With surgeons wanting to operate on me now, doctors telling me my options and at the centre of it, me. I feel great, not one sign of a symptom, just a scan showing a tumour crushing my spinal cord. Your actions reflect your beliefs, and I believe I am not sick, however I know that I can’t hide for ever. I just want to ride, I am not asking for much, just a bike and smooth roads.  How do you make this choice? Surgery to save my life but risk loosing everything from neck down, or keep riding till my limbs stop moving? 
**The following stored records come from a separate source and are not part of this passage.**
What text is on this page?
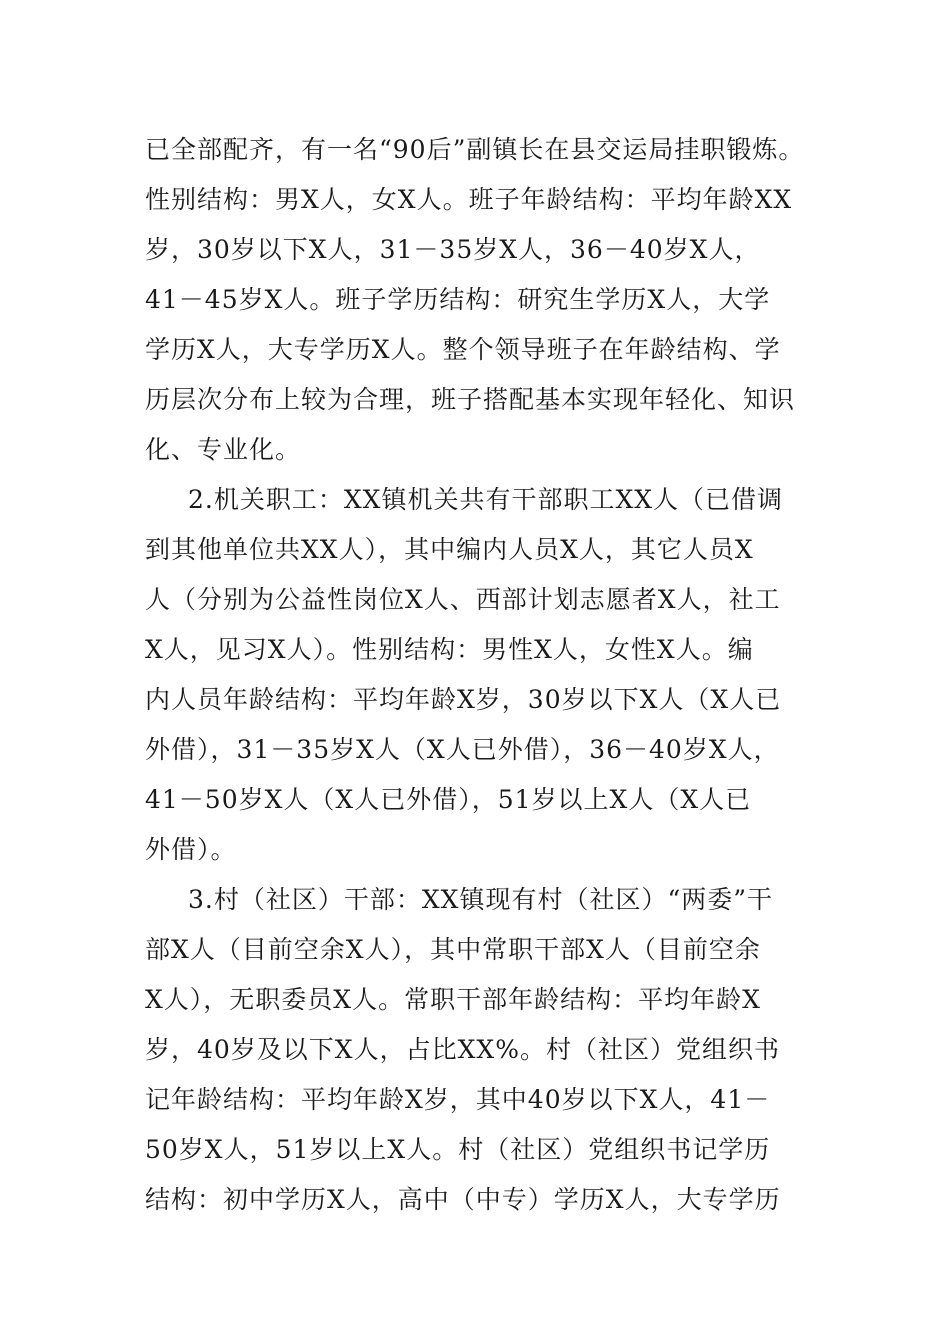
已全部配齐，有一名“90后”副镇长在县交运局挂职锻炼。
性别结构：男X人，女X人。班子年龄结构：平均年龄XX
岁，30岁以下X人，31－35岁X人，36－40岁X人，
41－45岁X人。班子学历结构：研究生学历X人，大学
学历X人，大专学历X人。整个领导班子在年龄结构、学
历层次分布上较为合理，班子搭配基本实现年轻化、知识
化、专业化。
2.机关职工：XX镇机关共有干部职工XX人（已借调
到其他单位共XX人），其中编内人员X人，其它人员X
人（分别为公益性岗位X人、西部计划志愿者X人，社工
X人，见习X人）。性别结构：男性X人，女性X人。编
内人员年龄结构：平均年龄X岁，30岁以下X人（X人已
外借），31－35岁X人（X人已外借），36－40岁X人，
41－50岁X人（X人已外借），51岁以上X人（X人已
外借）。
3.村（社区）干部：XX镇现有村（社区）“两委”干
部X人（目前空余X人），其中常职干部X人（目前空余
X人），无职委员X人。常职干部年龄结构：平均年龄X
岁，40岁及以下X人，占比XX%。村（社区）党组织书
记年龄结构：平均年龄X岁，其中40岁以下X人，41－
50岁X人，51岁以上X人。村（社区）党组织书记学历
结构：初中学历X人，高中（中专）学历X人，大专学历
How do I even begin to make this decision? As my body recovers from cycling across the Alps and the news from both doctors in the UK and America.  I sit and reflect on what was the toughest week I have ever had on a bike and probably the biggest test to my mental strength. The week after sitting in front of several doctors all telling me the same thing, ‘this is a high risk tumour’, ‘there is no cure’, ‘this thing could crush all your nerves’ and I have a choice to make, I go into surgery and risk paralysis or I keep riding and run the risk of slowly losing everything from the neck down.

What would you do?

I wake each morning and tell myself that everyone dies but not everyone lives, so for today I will climb onto my bike and keep riding.